EDS is a chronic disorder with a progressive character. Although the hereditary deviation itself does not increase in severity, the connective tissue was and stays wrongly laid out, the utterances do increase. If your kneecap goes out about five times a week, you can imagine that the joints, the ligaments and the muscles around the knee are highly affected. Many people with EDS suffer from arthrosis in an early age.

All types of EDS are hereditary; most of them are autosomal dominant. This means that if one of the parents has EDS, the child has a 50% change to get the same type. You can be the first of the family, this is a spontaneous mutation; after that you can pass it on to your future kids. Some types are X-bound recessive, which means that only boys can inherit the disorder. The cause of the EDS-syndromes is often a deviation in the collagen. Collagen is the protein component of the connective tissue and the cartilage and is produced by the connective tissue cells. A connective tissue cell defines how a certain type of collagen is made, if there is a genetic mistake in the code, wrong tissue will be produced. Therefor it is easily torn or over stretched.

No person with EDS is the same, within the same type and within the same family EDS can even express itself very different.
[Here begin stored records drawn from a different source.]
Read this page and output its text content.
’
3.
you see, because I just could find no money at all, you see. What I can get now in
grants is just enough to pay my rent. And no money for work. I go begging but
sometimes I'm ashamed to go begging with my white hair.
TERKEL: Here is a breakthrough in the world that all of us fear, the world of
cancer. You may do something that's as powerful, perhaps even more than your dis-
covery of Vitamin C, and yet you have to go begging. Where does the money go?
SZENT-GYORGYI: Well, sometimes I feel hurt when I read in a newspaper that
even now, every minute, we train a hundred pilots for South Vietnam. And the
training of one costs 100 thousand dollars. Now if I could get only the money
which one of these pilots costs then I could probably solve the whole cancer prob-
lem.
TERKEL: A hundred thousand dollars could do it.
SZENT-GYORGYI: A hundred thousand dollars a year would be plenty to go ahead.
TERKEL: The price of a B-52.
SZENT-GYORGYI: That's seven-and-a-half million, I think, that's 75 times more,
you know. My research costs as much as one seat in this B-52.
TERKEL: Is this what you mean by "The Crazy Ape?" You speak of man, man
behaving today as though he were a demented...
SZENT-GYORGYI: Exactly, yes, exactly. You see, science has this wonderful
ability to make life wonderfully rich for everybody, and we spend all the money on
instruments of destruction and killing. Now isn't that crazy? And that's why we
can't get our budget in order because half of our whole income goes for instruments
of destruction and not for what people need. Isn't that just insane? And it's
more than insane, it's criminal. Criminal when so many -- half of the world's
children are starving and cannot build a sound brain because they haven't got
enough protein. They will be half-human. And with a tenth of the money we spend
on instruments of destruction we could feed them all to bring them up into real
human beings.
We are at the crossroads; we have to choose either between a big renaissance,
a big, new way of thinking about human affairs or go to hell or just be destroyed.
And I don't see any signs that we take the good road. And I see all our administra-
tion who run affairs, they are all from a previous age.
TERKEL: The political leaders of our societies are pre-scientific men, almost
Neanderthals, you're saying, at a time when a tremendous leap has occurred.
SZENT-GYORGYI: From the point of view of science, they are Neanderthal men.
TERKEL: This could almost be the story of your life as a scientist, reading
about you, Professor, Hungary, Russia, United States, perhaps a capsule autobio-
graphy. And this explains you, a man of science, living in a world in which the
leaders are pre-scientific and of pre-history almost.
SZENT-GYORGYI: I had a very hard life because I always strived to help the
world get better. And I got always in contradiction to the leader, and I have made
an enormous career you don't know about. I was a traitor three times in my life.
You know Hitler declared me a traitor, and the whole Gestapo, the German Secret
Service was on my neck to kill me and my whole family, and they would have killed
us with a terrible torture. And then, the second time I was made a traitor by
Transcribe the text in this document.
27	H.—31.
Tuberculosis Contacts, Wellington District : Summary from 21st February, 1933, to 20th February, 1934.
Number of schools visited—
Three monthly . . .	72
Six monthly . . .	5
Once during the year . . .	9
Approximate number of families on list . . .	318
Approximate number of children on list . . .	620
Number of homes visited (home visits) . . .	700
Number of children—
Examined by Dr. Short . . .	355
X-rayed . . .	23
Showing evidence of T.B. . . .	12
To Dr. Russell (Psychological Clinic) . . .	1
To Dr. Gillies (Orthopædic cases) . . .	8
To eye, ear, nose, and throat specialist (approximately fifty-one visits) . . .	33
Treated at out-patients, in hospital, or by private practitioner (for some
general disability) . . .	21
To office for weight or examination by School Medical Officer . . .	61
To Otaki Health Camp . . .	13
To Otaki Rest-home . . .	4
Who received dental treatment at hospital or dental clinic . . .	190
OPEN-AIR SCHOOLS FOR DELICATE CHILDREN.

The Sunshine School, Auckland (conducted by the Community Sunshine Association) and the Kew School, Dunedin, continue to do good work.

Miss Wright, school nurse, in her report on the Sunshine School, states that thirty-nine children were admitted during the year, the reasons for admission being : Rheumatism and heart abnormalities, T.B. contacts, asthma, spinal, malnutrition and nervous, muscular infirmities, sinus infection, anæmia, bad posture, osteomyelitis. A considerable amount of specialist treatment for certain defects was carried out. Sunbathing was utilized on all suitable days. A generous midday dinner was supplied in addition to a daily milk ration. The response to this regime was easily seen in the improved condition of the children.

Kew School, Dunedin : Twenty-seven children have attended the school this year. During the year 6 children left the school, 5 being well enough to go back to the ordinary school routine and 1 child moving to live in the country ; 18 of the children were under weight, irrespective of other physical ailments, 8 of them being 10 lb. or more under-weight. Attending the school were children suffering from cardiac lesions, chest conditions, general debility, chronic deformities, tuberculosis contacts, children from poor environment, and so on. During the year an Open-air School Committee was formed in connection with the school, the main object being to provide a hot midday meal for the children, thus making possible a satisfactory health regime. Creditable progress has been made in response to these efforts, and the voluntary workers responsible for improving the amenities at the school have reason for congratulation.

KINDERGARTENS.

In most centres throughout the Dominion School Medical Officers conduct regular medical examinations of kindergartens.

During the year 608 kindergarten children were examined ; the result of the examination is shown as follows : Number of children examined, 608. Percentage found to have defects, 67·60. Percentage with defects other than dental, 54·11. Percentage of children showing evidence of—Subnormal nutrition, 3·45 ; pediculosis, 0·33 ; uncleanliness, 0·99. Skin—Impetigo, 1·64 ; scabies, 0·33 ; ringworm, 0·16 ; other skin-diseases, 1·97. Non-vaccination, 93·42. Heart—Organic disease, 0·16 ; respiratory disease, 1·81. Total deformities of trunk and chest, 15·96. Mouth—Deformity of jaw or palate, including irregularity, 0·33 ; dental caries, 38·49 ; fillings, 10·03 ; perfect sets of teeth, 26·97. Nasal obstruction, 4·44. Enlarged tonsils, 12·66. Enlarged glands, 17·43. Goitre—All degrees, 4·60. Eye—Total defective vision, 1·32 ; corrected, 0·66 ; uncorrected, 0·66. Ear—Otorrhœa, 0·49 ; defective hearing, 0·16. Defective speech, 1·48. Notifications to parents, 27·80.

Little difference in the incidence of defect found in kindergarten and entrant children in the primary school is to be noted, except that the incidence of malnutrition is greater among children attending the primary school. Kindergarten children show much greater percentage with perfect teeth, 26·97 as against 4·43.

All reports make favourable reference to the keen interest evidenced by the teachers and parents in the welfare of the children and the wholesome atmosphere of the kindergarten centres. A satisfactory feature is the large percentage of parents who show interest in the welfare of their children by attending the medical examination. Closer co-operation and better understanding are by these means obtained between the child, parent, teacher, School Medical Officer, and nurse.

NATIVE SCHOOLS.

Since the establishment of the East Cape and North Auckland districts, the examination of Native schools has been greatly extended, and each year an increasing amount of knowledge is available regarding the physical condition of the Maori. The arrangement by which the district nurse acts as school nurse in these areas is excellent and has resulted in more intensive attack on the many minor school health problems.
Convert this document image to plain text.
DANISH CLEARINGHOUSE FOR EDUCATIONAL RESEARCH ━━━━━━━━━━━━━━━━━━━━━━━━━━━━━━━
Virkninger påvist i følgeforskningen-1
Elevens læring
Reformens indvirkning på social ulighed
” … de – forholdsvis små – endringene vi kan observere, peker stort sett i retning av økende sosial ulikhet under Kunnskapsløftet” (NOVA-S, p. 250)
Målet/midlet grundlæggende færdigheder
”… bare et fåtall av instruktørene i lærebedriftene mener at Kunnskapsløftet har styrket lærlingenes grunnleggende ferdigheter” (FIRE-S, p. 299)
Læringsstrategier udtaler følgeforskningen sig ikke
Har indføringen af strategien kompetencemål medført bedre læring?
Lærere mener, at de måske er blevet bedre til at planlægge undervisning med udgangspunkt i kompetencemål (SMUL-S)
Where one member can live a reasonable normal life, the other is totally invalidated. Beforehand it is impossible to say how en when the biggest problems by this syndrome will occur. Most people with EDS will recognise the luxation of the joints with the slightest movements, the daily pain and fatigue and always have bruises everywhere without an explanation. Most types of EDS are not deadly and patients do have a normal life expectancy, except for the vascular type where the average age lays round 45. Unfortunately the consequences of some of the secondary disorders are life threatening. The patient does nit directly dies from EDS, but indirectly he or she sure does.